Les écheveaux de fil à traiter sont mis dans la cuve, avec, au-dessus, la cendre de bois tamisée placée dans des sacs. Lorsque la cuve est ainsi préparée, on verse de l'eau chaude. L'eau est soutirée par la bonde inférieure, réchauffée puis reversée par dessus. Au bout de 24 heures, la cuve est vidangée, les écheveaux retirés, rincés dans le douet puis mis à sécher sur une corde, dans le courtil à fil, le liorz neud. Le blanchiment se poursuit sur le pré. Le fil reste sur le pré, sur des cordes, une quinzaine de jours. Pendant ce laps de temps il est retourné et secoué fréquemment.
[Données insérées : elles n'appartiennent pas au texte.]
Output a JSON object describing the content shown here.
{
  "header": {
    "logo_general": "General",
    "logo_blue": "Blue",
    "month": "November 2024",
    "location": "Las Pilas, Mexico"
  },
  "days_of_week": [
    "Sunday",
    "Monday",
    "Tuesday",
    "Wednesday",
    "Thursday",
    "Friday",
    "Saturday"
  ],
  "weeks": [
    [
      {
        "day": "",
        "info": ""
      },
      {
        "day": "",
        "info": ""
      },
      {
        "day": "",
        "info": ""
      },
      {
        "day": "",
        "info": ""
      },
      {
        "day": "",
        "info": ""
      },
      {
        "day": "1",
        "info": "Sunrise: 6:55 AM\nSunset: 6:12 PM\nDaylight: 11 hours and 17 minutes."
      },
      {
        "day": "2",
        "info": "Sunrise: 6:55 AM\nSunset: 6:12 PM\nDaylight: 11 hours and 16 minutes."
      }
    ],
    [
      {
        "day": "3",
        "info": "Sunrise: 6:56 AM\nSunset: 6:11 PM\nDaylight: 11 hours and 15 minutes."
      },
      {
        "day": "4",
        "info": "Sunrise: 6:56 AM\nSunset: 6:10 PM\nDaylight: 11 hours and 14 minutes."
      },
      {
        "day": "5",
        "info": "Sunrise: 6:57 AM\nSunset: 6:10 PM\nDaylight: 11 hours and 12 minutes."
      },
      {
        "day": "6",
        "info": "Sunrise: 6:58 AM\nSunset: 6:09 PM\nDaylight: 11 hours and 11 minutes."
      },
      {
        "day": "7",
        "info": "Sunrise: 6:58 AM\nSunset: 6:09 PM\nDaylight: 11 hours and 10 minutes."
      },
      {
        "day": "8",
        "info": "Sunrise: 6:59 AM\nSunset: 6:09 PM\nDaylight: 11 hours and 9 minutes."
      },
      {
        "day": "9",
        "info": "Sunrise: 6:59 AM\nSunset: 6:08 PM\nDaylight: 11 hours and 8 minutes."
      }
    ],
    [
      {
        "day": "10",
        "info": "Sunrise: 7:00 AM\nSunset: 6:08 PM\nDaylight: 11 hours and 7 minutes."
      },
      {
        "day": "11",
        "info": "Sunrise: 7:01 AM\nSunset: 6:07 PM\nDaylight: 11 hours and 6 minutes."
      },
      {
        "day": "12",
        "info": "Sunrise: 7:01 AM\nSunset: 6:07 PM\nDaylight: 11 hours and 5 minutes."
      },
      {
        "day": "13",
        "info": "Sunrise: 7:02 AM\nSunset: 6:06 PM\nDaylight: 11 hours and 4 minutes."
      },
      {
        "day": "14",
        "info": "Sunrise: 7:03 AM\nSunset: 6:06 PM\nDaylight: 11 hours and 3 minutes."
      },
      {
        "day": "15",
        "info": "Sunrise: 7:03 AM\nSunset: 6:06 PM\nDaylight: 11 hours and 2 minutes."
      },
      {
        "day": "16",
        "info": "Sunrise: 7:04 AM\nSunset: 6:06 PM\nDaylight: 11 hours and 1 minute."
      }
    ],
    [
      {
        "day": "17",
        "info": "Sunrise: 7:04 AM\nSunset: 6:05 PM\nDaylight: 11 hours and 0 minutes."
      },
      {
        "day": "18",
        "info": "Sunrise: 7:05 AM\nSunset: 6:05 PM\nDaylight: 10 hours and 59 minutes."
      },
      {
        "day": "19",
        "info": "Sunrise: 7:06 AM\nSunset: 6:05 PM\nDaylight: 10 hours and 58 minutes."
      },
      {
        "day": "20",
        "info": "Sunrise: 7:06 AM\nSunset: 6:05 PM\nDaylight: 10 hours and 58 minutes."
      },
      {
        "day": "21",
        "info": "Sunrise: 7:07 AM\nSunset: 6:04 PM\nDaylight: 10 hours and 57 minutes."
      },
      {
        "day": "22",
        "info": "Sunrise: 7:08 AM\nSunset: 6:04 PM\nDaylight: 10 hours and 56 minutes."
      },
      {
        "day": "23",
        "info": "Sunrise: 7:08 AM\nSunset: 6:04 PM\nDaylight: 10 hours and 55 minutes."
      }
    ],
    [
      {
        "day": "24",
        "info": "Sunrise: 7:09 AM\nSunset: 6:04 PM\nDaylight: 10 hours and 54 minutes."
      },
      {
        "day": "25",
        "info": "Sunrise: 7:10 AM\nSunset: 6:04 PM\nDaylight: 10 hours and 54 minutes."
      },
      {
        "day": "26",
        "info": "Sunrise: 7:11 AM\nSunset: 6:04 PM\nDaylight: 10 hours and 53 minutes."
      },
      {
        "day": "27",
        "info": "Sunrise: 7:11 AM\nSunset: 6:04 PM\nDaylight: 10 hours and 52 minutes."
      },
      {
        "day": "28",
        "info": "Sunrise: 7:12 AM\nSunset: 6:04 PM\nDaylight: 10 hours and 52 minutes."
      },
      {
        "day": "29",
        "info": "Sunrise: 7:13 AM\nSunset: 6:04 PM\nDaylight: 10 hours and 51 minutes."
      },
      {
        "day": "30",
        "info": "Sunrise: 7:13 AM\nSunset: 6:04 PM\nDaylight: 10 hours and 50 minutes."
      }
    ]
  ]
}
Le cycle blanchiment-rinçage-séchage est répété jusqu'à ce que le fil ait atteint le degré de blancheur souhaitée en fonction de son utilisation.
La valeur du fil peut attirer des convoitises, pour cette raison la présence d'une logette avec une couchette dans le courtil à fil est fréquente, comme dans le kanndi, une personne peut assurer une surveillance nocturne. Il y a dans les procès plusieurs affaires liées au vol de fil blanc.
Aujourd'hui, les "kanndi" sont le plus souvent enfouis sous un amas de végétation exubérante due à la présence d'eau, au fond des vallées, au milieu des prairies, sous le couvert des arbres, difficilement accessibles. Il en reste peu de nos jours, dans un état de ruines le plus souvent avancé. Leurs cuves de pierre, malgré leur masse ont été déplacées, trouvant place ici ou là dans les jardins.
Il n'est pas de règle concernant les "kanndi". Carrés, rectangulaires, petits ou grands, avec bassin central ou le long d'un pignon, avec ou sans cheminée, avec deux cheminées, avec une cheminée à double linteau, avec cuve en bois ou en granit, on les devine ou on les imagine encore aujourd'hui dans leurs années fastes, les cuves remplies de fil.